Wallahualam Bissawwab..


==============================

1)  Pemanggilan  dalam  kalangan  anak keturuanan bangsawan terhadap ibunya. Penyebutan ini berlaku pada anak yang ayah dan ibunya memiliki derajat kebangsawanan yang seimbang pada tingkatan masing-masing, kecuali pada Ana' Mattola (Putera/Puteri Mahkota).. Pemanggilan Etta kepada orang tua, sesungguhnya adalah sama bagi keduanya. Namun agar tidak membingungkan, maka dalam suatu keluarga biasanya menambahkan sebutan gender dibelakangnya, yakni : Etta BoranE atau Etta Ambo (Etta Laki-laki atau Etta Ayah) pada ayahnya dan Etta Makkunrai atau Etta Indo' (Etta Perempuan atau Etta Ibu) pada ibunya. Pada masa kini, seorang anak bangsawan tinggi namun tidak berderajat Ana' Mattola kerap pula menyebut ayah ibunya sebagai : Etta Bau'.

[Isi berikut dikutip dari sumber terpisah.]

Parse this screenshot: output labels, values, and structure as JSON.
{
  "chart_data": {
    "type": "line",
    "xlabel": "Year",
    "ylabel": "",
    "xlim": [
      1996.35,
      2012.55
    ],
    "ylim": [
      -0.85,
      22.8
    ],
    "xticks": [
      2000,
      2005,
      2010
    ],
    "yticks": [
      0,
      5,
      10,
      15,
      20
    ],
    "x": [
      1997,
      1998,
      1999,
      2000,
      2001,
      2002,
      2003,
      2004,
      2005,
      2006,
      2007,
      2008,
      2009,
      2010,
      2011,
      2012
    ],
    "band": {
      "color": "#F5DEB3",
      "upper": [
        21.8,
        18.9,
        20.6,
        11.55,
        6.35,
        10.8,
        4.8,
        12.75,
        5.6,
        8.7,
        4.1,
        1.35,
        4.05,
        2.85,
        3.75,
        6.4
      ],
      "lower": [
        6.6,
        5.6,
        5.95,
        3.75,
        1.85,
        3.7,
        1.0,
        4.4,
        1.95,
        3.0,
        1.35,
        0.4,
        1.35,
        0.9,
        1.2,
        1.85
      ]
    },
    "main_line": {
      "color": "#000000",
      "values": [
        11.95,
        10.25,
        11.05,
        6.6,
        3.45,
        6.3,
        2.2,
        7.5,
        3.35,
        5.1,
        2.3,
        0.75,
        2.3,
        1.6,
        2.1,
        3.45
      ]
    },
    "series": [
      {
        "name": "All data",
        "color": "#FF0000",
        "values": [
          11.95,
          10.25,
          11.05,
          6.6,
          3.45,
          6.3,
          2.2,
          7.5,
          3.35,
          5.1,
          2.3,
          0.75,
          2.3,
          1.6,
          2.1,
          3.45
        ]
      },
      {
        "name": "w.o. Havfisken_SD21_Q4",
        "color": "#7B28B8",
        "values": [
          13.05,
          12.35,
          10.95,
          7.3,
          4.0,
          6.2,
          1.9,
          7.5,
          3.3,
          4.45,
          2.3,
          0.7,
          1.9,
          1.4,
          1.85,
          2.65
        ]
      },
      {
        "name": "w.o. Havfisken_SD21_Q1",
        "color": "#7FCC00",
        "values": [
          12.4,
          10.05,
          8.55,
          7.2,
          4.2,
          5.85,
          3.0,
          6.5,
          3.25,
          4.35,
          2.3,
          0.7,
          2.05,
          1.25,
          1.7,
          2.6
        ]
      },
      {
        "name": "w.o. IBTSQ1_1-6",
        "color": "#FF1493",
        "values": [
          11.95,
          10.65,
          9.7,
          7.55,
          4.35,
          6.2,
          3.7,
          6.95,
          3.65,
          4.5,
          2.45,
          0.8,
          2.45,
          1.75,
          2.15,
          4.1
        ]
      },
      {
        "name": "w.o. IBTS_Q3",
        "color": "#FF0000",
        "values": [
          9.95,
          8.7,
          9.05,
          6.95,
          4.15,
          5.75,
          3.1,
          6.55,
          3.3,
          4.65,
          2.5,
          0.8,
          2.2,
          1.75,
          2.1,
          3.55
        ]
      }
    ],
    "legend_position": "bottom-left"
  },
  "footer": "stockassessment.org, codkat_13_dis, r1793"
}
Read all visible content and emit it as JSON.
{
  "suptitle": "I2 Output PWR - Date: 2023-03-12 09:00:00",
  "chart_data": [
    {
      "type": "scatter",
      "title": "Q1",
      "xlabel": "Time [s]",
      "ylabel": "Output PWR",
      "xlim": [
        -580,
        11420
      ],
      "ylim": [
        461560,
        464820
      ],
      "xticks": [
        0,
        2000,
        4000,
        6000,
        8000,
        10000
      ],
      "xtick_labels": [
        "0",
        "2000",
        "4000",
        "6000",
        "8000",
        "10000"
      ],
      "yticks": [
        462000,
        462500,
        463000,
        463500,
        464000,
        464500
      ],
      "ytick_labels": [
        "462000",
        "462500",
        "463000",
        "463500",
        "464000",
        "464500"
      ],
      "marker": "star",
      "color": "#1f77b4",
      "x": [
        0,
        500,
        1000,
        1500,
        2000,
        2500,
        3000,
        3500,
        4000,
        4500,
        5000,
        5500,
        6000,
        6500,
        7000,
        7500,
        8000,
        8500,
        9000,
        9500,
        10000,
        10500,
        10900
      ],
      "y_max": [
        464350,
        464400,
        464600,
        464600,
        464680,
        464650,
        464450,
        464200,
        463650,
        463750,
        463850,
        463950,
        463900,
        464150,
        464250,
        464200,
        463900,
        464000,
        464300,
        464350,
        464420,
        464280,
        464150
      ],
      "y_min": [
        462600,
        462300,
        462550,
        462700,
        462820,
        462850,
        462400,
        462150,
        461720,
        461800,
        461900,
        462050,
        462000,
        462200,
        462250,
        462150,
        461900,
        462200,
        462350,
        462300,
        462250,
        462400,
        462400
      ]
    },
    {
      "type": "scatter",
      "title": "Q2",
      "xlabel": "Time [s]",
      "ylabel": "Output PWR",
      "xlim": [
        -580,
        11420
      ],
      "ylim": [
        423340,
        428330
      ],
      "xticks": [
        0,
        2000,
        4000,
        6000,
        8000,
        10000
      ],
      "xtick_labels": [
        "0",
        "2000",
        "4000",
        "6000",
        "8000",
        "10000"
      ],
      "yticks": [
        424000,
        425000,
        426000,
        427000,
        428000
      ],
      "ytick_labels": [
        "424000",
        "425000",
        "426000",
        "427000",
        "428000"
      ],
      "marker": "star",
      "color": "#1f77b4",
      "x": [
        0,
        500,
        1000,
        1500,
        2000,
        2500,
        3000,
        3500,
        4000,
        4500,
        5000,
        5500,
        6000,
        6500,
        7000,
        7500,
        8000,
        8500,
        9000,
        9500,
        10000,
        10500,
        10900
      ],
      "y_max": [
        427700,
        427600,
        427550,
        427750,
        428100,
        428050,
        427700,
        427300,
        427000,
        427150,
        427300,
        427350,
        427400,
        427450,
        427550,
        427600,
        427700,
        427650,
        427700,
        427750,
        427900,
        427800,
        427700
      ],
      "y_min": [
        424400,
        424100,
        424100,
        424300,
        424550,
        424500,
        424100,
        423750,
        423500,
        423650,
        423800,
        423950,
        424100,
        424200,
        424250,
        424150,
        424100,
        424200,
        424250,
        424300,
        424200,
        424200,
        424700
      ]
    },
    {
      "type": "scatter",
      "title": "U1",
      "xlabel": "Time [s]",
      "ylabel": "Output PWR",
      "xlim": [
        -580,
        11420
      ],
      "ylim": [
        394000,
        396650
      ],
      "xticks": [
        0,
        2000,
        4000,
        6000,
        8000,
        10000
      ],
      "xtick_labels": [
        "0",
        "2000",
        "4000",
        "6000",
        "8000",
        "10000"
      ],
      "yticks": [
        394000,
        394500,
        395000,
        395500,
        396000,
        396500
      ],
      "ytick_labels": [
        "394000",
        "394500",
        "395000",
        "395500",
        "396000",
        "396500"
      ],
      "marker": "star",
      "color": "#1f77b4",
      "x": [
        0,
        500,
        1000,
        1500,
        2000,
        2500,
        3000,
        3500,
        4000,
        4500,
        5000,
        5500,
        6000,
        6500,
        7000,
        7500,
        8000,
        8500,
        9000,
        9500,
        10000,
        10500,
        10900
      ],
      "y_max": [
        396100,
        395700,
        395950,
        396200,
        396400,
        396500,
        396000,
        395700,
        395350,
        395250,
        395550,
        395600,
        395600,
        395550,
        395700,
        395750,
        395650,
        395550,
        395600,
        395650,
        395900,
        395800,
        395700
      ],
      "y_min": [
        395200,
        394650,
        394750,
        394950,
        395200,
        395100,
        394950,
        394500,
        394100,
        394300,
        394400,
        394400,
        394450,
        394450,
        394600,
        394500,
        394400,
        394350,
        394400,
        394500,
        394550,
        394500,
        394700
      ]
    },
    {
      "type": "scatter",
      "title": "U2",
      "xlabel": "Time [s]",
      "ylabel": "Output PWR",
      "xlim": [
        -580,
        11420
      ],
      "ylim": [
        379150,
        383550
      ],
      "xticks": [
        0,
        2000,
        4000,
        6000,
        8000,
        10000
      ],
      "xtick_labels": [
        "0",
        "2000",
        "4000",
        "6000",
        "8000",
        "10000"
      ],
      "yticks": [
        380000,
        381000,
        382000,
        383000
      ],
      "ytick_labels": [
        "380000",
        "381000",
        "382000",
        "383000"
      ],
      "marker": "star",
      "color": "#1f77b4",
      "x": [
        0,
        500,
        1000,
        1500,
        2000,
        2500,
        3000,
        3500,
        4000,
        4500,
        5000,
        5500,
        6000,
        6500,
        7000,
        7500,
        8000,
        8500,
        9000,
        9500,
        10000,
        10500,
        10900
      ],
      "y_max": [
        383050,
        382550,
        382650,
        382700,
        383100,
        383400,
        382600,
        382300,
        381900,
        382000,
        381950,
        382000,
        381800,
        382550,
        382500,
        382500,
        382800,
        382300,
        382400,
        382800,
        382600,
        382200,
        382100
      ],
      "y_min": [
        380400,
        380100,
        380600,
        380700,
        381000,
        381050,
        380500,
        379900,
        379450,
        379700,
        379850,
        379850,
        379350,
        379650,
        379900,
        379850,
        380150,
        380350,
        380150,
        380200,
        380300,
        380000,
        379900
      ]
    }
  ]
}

2)  Sapaan Etta secara langsung dalam perbincangan dengan salah seorang diantara keduanya (ayah dan ibu) biasa pula disebutkan dengan singkat. Sebagaimana lazimnya yang berlaku pada negeri bekas Kerajaan Wajo dan Sidenreng, bahwa penyebutan Etta terhadap generasi lebih tua selain ayah dan ibu yang meliputi paman, bibi, mertua, paman/bibi mertua serta paman kakek/nenek, adalah berlaku khusus bagi seseorang kemenakan, menantu dan cucu kemenakan yang memiliki derajat kebangsawanan lebih tinggi dari para generasi yang lebih tua itu. Sebagaimana dipahami dalam struktur penyebutan dalam Wari (pranata) para bangsawan bahwa : temppeddingngi nateppu-teppu bawang asenna, tempeddingtoi nattana Puengi  (dia tidak boleh menyebut namanya begitu saja, serta tidak dapat pula disebutnya sebagai Tuanku). Kemudian para generasi lebih tua yang disebut diatas, jika disapa sebagai Etta atau Etta NEnE bagi paman kakek/nenek tidak dapat pula menyebut Pueng (Tuanku) kepada kemenakan atau Appo BenrEng (cucu kemenakan) yang menyapanya itu, melainkan : Ana' Baso' (Ananda  Pangeran) bagi laki-laki atau Ana' BessE' (Ananda Puteri) serta Ana' Bau' (Ananda Pangeran/Puteri Mahkota) bagi yang Ana' Mattola (putera puteri sederajat Datu yang sedang menduduki tahta).